Flows


Introduction

Flows describe processes mapped out within HASH. These may be purely descriptive "idealized" representations of how some activity should be executed, defined in such a way that they can be executed by agents on your behalf, or used as a baseline for comparison to process executions observed in the real-world (for example, via process mining).

Once defined in an executable way, flows can be run predictably and reliably, allowing for the repeatable execution of specific actions.

This section covers what flows are made of, and the different ways they can be constructed and run.

These are our developer docs.

Looking for help using flows in HASH? Visit hash.ai/guide/flows →

Definitions and runs

Flows separate the template for a process from any individual execution of it:

  • A flow definition describes the steps in a process, their inputs and outputs, and how those steps connect together. Definitions are reusable templates.
  • A flow run is a single execution of a definition. Each run has its own inputs, outputs, status, and event history, and is identified by a flowRunId.

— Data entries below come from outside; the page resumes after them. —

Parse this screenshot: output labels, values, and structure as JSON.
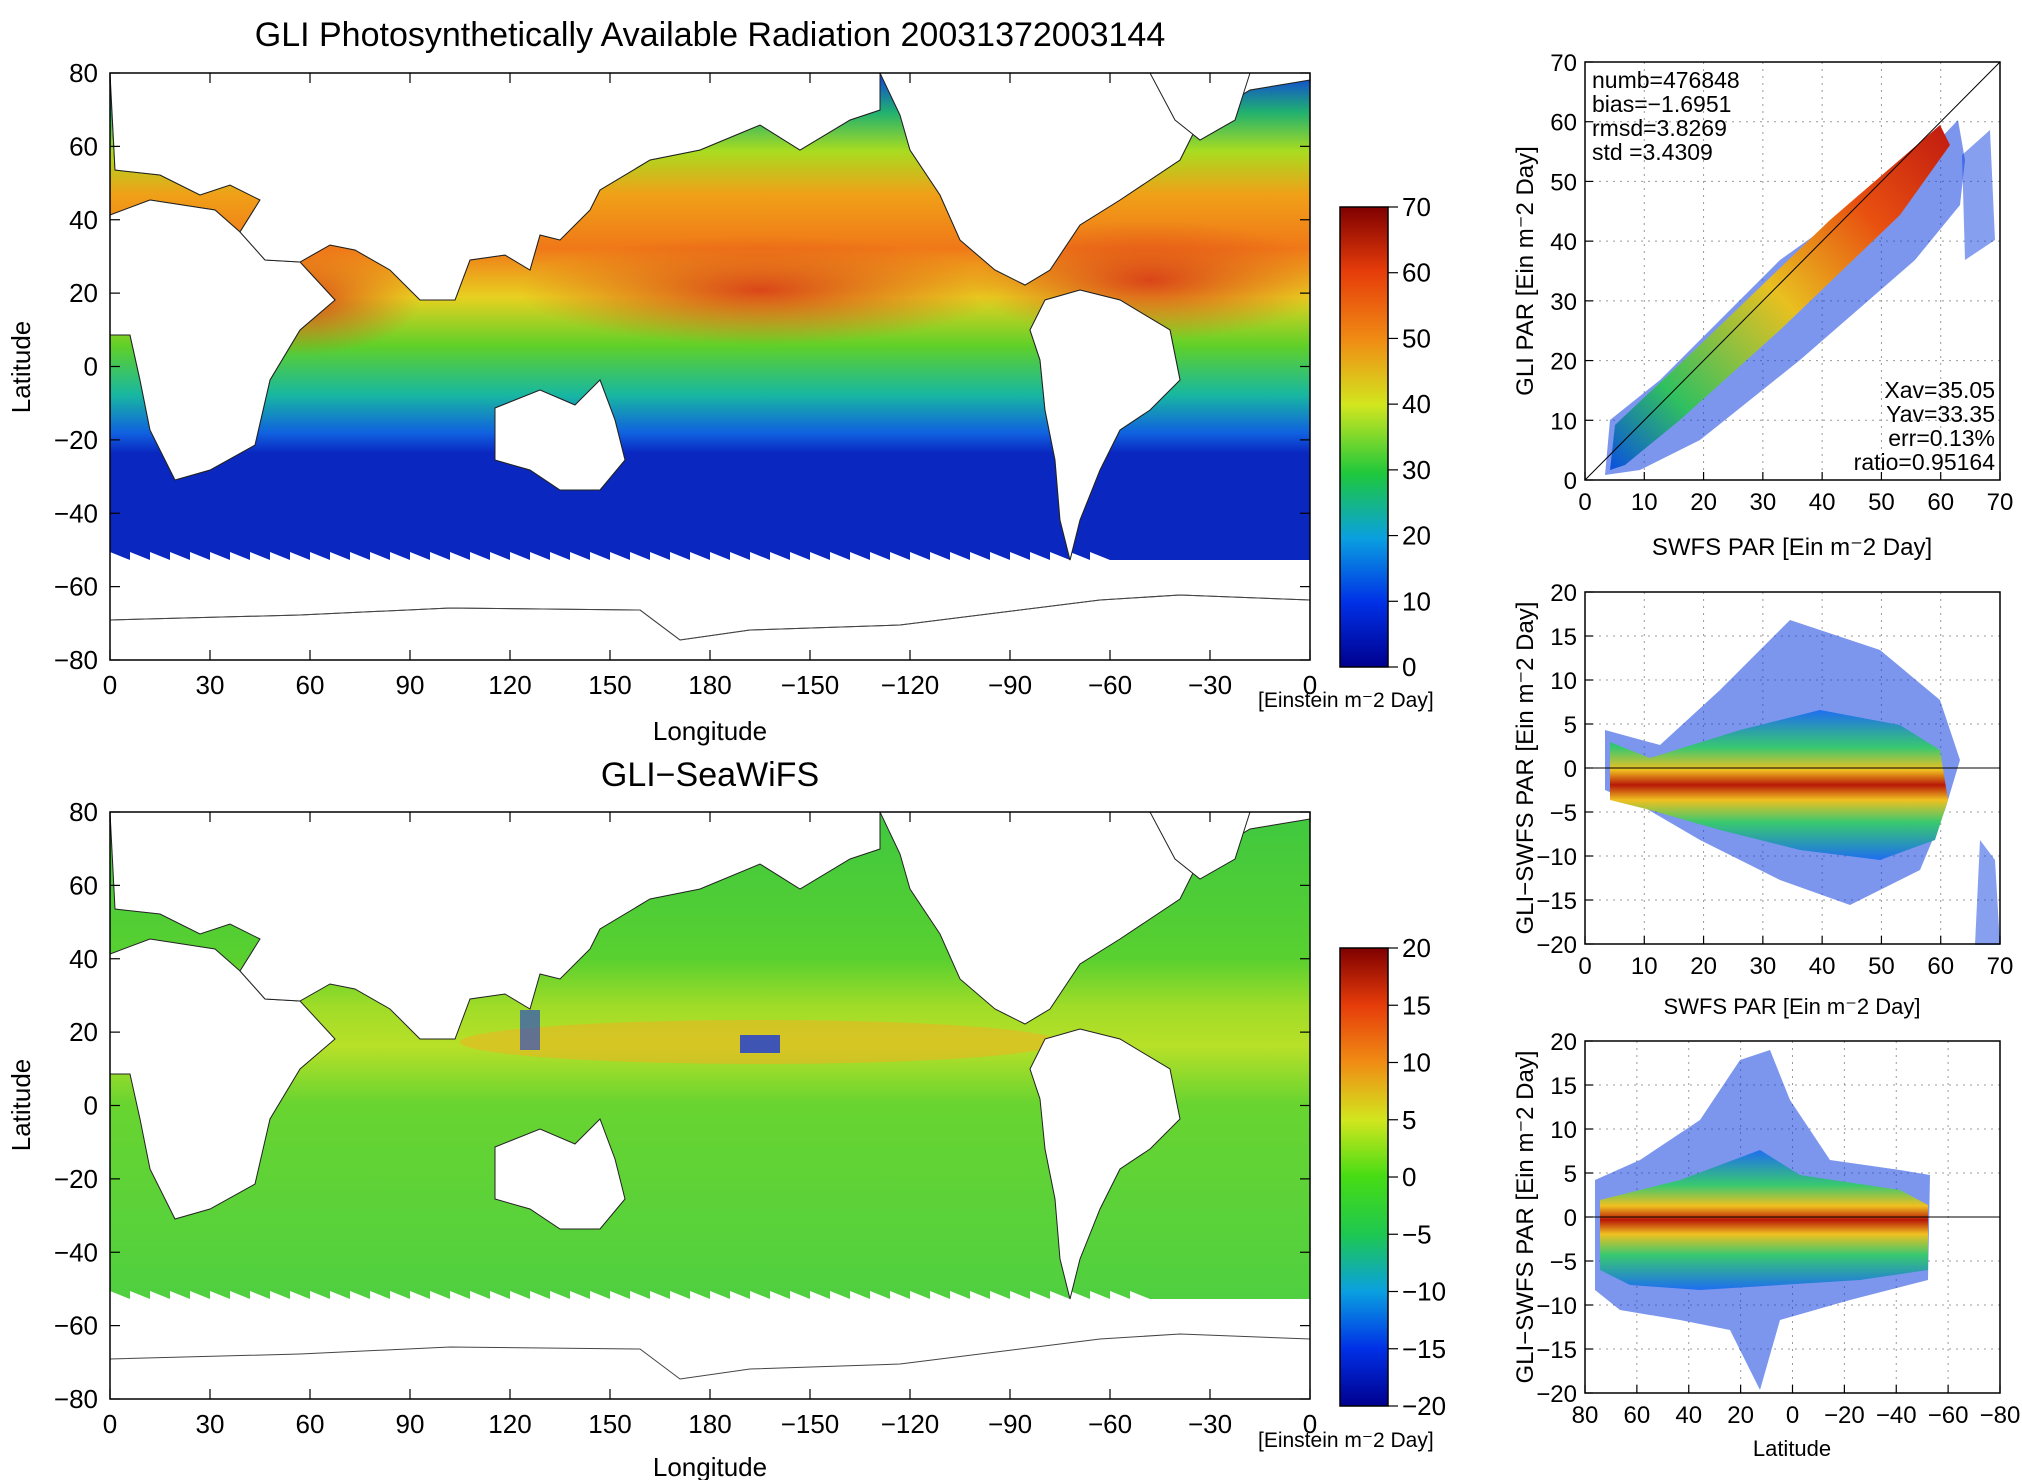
{
  "maps": {
    "top": {
      "title": "GLI Photosynthetically Available Radiation 20031372003144",
      "xlabel": "Longitude",
      "ylabel": "Latitude",
      "lon_ticks": [
        "0",
        "30",
        "60",
        "90",
        "120",
        "150",
        "180",
        "−150",
        "−120",
        "−90",
        "−60",
        "−30",
        "0"
      ],
      "lat_ticks": [
        "80",
        "60",
        "40",
        "20",
        "0",
        "−20",
        "−40",
        "−60",
        "−80"
      ],
      "colorbar": {
        "ticks": [
          "70",
          "60",
          "50",
          "40",
          "30",
          "20",
          "10",
          "0"
        ],
        "range": [
          0,
          70
        ],
        "unit_label": "[Einstein m⁻2 Day]"
      }
    },
    "bottom": {
      "title": "GLI−SeaWiFS",
      "xlabel": "Longitude",
      "ylabel": "Latitude",
      "lon_ticks": [
        "0",
        "30",
        "60",
        "90",
        "120",
        "150",
        "180",
        "−150",
        "−120",
        "−90",
        "−60",
        "−30",
        "0"
      ],
      "lat_ticks": [
        "80",
        "60",
        "40",
        "20",
        "0",
        "−20",
        "−40",
        "−60",
        "−80"
      ],
      "colorbar": {
        "ticks": [
          "20",
          "15",
          "10",
          "5",
          "0",
          "−5",
          "−10",
          "−15",
          "−20"
        ],
        "range": [
          -20,
          20
        ],
        "unit_label": "[Einstein m⁻2 Day]"
      }
    }
  },
  "scatter1": {
    "xlabel": "SWFS PAR [Ein m⁻2 Day]",
    "ylabel": "GLI PAR [Ein m⁻2 Day]",
    "xticks": [
      "0",
      "10",
      "20",
      "30",
      "40",
      "50",
      "60",
      "70"
    ],
    "yticks": [
      "70",
      "60",
      "50",
      "40",
      "30",
      "20",
      "10",
      "0"
    ],
    "stats_left": [
      "numb=476848",
      "bias=−1.6951",
      "rmsd=3.8269",
      "std =3.4309"
    ],
    "stats_right": [
      "Xav=35.05",
      "Yav=33.35",
      "err=0.13%",
      "ratio=0.95164"
    ]
  },
  "scatter2": {
    "xlabel": "SWFS PAR [Ein m⁻2 Day]",
    "ylabel": "GLI−SWFS PAR [Ein m⁻2 Day]",
    "xticks": [
      "0",
      "10",
      "20",
      "30",
      "40",
      "50",
      "60",
      "70"
    ],
    "yticks": [
      "20",
      "15",
      "10",
      "5",
      "0",
      "−5",
      "−10",
      "−15",
      "−20"
    ]
  },
  "scatter3": {
    "xlabel": "Latitude",
    "ylabel": "GLI−SWFS PAR [Ein m⁻2 Day]",
    "xticks": [
      "80",
      "60",
      "40",
      "20",
      "0",
      "−20",
      "−40",
      "−60",
      "−80"
    ],
    "yticks": [
      "20",
      "15",
      "10",
      "5",
      "0",
      "−5",
      "−10",
      "−15",
      "−20"
    ]
  },
  "chart_data": [
    {
      "type": "heatmap",
      "title": "GLI Photosynthetically Available Radiation 20031372003144",
      "xlabel": "Longitude",
      "ylabel": "Latitude",
      "xlim": [
        0,
        360
      ],
      "ylim": [
        -80,
        80
      ],
      "colorbar_range": [
        0,
        70
      ],
      "colorbar_unit": "[Einstein m⁻2 Day]"
    },
    {
      "type": "heatmap",
      "title": "GLI−SeaWiFS",
      "xlabel": "Longitude",
      "ylabel": "Latitude",
      "xlim": [
        0,
        360
      ],
      "ylim": [
        -80,
        80
      ],
      "colorbar_range": [
        -20,
        20
      ],
      "colorbar_unit": "[Einstein m⁻2 Day]"
    },
    {
      "type": "scatter",
      "xlabel": "SWFS PAR [Ein m⁻2 Day]",
      "ylabel": "GLI PAR [Ein m⁻2 Day]",
      "xlim": [
        0,
        70
      ],
      "ylim": [
        0,
        70
      ],
      "grid": true,
      "stats": {
        "numb": 476848,
        "bias": -1.6951,
        "rmsd": 3.8269,
        "std": 3.4309,
        "Xav": 35.05,
        "Yav": 33.35,
        "err_percent": 0.13,
        "ratio": 0.95164
      }
    },
    {
      "type": "scatter",
      "xlabel": "SWFS PAR [Ein m⁻2 Day]",
      "ylabel": "GLI−SWFS PAR [Ein m⁻2 Day]",
      "xlim": [
        0,
        70
      ],
      "ylim": [
        -20,
        20
      ],
      "grid": true
    },
    {
      "type": "scatter",
      "xlabel": "Latitude",
      "ylabel": "GLI−SWFS PAR [Ein m⁻2 Day]",
      "xlim": [
        80,
        -80
      ],
      "ylim": [
        -20,
        20
      ],
      "grid": true
    }
  ]
}
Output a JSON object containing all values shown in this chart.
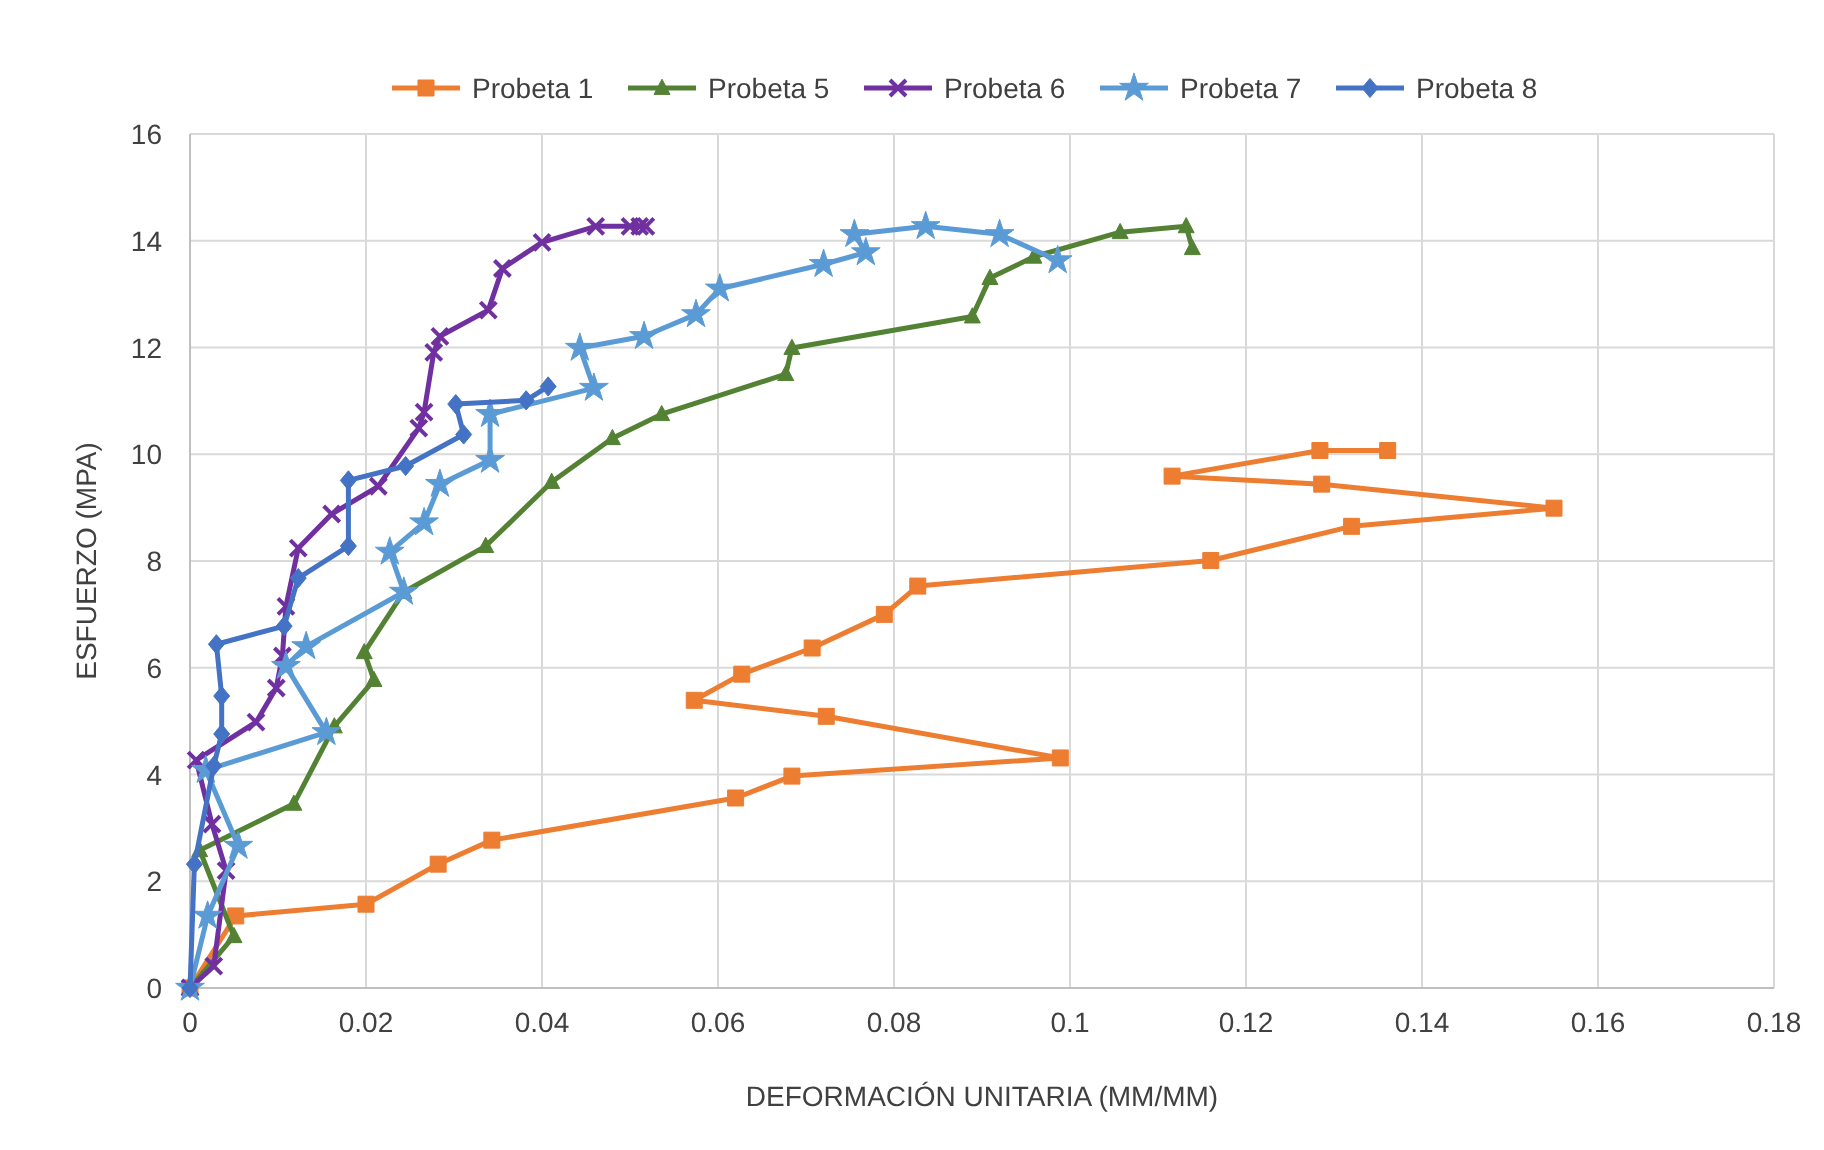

When you start a flow through the API, you supply a definition and a trigger, and HASH returns the flowRunId of the resulting run so that you can track, cancel, or reset it later.

Steps

A flow is composed of steps. There are a few different kinds, each documented in full in the user guide:

  • Triggers start a flow. A trigger may be manual (run on demand), responsive (firing in response to data or events), or scheduled (firing at a fixed or recurring point in time).
  • Actions do the work of a flow — querying, creating, updating and archiving entities, calling external APIs, and sending notifications. Actions are the most common kind of step.
  • Filters introduce conditional logic, enabling branching execution paths within a single run.
  • Waits pause a run until a condition is satisfied — useful for "human-in-the-loop" and long-running workflows.

It's also possible, with HASH support, to allow custom code to be inserted directly into "execution" steps, allowing you to develop your own custom actions that are executed directly within HASH, extending the range of capabilities available to flows. We'll expand this documentation when this functionality is made generally available.

Running flows

Flows can be run in three ways:

  • One-off: run ad-hoc or manually by a user, as required, from the Flows page in HASH.
  • Automatic: run without user input, on autopilot, by satisfying the condition(s) of a trigger — including on a recurring schedule.
  • Programmatic: started by external software or function-calling agents through the HASH API.

Permissions

Flows created in a user's personal web are only ever visible to that user. Flows created in shared webs are visible to that web's members.

The API enforces these same permissions: every flow run belongs to a webId, and callers can only start, read, or manage runs in webs they have access to.